Re: byteorder mess

Linus Torvalds (torvalds@transmeta.com)
Fri, 5 Dec 1997 11:14:52 -0800 (PST)


On 5 Dec 1997, Jes Sorensen wrote:
>
> This will work on little endian boxes, but it breaks on big endian.
> Example, with the new patch we get from
> linux/include/linux/byteorder_big_endian.h:
>
> #define __cpu_to_be32(x) ((__u32)(x))
>
> In linux/include/linux/byteorder_generic.h this is used for htonl():
>
> #define ___htonl(x) __cpu_to_be32(x)
> #define ___htons(x) __cpu_to_be16(x)
> #define ___ntohl(x) __be32_to_cpu(x)
> #define ___ntohs(x) __be16_to_cpu(x)
>
> #define htonl(x) ((unsigned long)___htonl(x))
>
> Which will simply turn into `x'. This will break libc if you build it
> against these headers!

Why? ((unsigned long)(__u32)(x)) is the _correct_ answer on a big-endian
machine. How could that break libc?

If libc internally tries to do the htonl() functions and the above breaks
the function declaration, then libc is _wrong_.

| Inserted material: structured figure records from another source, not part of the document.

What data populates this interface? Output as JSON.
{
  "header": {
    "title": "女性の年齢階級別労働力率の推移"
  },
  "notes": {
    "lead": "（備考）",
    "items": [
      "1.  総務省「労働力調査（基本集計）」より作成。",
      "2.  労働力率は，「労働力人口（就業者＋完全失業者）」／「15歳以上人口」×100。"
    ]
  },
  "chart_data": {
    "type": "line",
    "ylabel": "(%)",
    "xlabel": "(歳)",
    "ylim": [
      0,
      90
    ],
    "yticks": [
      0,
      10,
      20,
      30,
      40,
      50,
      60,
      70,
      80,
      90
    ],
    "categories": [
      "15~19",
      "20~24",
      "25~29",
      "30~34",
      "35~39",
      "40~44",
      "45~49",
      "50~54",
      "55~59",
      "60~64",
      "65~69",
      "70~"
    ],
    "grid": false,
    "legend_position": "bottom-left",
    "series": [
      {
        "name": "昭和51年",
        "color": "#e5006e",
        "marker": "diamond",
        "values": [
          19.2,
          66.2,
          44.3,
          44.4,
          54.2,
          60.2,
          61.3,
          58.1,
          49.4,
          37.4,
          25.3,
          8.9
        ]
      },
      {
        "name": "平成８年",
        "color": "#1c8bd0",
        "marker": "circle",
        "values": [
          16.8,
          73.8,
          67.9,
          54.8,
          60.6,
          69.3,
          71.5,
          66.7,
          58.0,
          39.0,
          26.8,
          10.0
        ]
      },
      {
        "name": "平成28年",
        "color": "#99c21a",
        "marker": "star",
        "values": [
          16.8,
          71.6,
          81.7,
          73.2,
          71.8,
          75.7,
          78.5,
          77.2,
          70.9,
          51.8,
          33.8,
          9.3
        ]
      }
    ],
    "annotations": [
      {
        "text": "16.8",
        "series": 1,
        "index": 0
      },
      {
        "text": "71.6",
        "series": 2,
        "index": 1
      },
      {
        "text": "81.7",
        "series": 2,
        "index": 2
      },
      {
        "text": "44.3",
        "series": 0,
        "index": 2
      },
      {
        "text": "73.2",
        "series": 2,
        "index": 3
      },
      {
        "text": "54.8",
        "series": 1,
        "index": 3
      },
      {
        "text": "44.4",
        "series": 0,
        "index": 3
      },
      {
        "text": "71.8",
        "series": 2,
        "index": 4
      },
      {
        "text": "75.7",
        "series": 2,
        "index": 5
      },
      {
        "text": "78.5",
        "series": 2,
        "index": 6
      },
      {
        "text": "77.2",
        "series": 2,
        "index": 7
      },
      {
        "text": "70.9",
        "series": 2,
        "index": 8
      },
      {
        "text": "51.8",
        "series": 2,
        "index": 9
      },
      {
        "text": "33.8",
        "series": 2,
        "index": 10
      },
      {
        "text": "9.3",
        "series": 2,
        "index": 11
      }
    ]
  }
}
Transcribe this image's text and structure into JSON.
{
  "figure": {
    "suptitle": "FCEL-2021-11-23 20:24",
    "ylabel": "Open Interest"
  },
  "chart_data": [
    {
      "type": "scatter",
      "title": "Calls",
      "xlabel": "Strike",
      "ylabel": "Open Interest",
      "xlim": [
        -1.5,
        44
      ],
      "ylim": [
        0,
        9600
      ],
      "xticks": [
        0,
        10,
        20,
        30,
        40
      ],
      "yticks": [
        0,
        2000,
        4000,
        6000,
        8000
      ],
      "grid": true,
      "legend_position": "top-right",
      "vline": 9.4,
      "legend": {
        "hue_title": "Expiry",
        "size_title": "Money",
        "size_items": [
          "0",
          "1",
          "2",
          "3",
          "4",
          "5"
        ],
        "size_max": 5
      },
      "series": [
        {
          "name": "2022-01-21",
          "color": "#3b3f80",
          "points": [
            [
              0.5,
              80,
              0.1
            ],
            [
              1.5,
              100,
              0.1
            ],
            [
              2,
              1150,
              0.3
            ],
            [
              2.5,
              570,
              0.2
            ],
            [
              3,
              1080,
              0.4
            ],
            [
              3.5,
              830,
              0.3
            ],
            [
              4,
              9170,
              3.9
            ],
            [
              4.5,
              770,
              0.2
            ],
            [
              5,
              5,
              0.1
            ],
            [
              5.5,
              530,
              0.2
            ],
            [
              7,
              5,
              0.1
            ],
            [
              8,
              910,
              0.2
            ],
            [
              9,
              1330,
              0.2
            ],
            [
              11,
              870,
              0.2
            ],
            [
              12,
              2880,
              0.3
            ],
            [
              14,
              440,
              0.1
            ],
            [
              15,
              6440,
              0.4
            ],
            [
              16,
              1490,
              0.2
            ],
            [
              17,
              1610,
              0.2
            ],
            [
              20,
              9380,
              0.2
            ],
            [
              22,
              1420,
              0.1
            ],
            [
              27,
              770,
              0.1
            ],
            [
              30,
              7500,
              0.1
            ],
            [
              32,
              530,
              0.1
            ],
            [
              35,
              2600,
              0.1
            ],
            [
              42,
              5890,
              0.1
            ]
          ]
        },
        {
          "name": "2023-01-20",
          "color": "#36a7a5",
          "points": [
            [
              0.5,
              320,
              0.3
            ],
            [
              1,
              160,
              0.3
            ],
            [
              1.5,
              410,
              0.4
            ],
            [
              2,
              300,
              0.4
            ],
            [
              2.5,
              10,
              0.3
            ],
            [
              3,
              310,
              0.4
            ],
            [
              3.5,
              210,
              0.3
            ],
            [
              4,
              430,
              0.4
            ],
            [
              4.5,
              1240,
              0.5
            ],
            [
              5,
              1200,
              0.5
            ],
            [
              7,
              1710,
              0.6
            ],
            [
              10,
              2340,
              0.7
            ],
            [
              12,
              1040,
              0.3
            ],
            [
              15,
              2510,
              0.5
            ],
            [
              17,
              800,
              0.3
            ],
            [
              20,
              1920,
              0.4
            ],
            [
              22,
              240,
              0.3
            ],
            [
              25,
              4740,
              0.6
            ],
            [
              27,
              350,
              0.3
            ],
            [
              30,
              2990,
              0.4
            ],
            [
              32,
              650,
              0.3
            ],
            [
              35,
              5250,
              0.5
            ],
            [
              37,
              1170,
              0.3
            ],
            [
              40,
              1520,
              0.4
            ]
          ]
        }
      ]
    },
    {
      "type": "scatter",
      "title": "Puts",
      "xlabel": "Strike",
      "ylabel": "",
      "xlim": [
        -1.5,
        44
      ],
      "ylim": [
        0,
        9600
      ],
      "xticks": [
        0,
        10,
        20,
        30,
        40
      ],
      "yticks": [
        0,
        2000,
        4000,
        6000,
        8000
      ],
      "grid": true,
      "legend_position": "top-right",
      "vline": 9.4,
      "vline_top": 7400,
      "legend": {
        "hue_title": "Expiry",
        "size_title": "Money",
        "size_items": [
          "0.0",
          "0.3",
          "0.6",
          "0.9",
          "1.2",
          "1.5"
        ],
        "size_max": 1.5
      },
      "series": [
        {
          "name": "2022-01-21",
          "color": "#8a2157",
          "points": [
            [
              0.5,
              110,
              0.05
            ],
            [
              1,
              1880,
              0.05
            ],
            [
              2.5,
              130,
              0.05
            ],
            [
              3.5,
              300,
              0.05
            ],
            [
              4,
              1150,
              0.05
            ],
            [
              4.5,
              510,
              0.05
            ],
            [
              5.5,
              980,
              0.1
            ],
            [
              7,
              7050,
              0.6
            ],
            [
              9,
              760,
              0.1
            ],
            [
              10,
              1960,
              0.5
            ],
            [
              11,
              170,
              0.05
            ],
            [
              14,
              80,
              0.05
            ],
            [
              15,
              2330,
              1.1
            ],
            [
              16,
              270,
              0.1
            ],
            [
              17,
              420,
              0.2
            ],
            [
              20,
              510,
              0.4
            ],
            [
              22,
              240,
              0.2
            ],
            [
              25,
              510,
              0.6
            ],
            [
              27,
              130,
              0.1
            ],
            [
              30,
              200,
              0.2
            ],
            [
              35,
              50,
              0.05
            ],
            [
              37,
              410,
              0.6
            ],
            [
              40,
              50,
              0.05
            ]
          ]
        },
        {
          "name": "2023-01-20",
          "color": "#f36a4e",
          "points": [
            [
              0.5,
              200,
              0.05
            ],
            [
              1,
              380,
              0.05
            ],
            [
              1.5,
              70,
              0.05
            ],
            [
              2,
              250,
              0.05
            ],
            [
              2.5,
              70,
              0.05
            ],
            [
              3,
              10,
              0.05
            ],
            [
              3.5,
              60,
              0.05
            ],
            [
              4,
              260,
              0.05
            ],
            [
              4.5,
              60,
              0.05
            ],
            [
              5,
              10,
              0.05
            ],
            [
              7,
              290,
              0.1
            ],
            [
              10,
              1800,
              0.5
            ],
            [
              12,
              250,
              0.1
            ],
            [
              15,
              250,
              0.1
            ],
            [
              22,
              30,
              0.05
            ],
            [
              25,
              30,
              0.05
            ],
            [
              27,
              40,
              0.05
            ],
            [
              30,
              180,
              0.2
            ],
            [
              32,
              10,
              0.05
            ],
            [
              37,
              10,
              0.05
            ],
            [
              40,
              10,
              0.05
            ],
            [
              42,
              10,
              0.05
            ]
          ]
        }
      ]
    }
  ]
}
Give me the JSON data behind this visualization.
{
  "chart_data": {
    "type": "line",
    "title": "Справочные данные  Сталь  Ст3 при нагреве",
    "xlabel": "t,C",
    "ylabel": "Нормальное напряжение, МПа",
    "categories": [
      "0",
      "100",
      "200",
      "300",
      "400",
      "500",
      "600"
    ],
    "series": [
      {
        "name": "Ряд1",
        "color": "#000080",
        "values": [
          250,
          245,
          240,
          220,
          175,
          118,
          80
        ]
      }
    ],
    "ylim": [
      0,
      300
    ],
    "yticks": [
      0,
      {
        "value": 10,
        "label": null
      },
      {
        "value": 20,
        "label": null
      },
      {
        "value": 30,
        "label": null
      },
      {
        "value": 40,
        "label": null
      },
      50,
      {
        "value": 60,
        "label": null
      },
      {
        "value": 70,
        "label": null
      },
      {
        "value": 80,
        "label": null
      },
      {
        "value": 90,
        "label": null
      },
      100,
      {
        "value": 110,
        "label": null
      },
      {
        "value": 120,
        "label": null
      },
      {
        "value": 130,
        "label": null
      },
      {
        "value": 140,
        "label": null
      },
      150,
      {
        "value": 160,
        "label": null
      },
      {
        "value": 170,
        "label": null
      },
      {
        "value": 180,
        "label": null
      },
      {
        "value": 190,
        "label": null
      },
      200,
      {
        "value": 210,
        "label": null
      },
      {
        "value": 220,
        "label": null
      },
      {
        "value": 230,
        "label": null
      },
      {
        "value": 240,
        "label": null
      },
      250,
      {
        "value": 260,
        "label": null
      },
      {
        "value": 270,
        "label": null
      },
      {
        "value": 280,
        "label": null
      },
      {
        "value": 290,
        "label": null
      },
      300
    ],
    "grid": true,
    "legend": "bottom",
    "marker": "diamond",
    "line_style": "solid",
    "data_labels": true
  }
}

As mentioned earlier, htonl() has traditionally always been just the
identity macro on big-endian systems, so if libc can't handle it then libc
is broken pretty much by definition. But this should be easy to fix: when
libc wants to actually implement the functions internally, just add a

#undef htonl
#undef ntohl
...

to that particular file before doing the function defines.

I know libc does the above for other things like this (again, this is
"standard practice" for implementing functions that are hidden by defines:
it's commonly used for stdio etc where some things can be #defines but
also require to be available as functions), so I'm surprised if it is
indeed missing the #undef's for this particular case.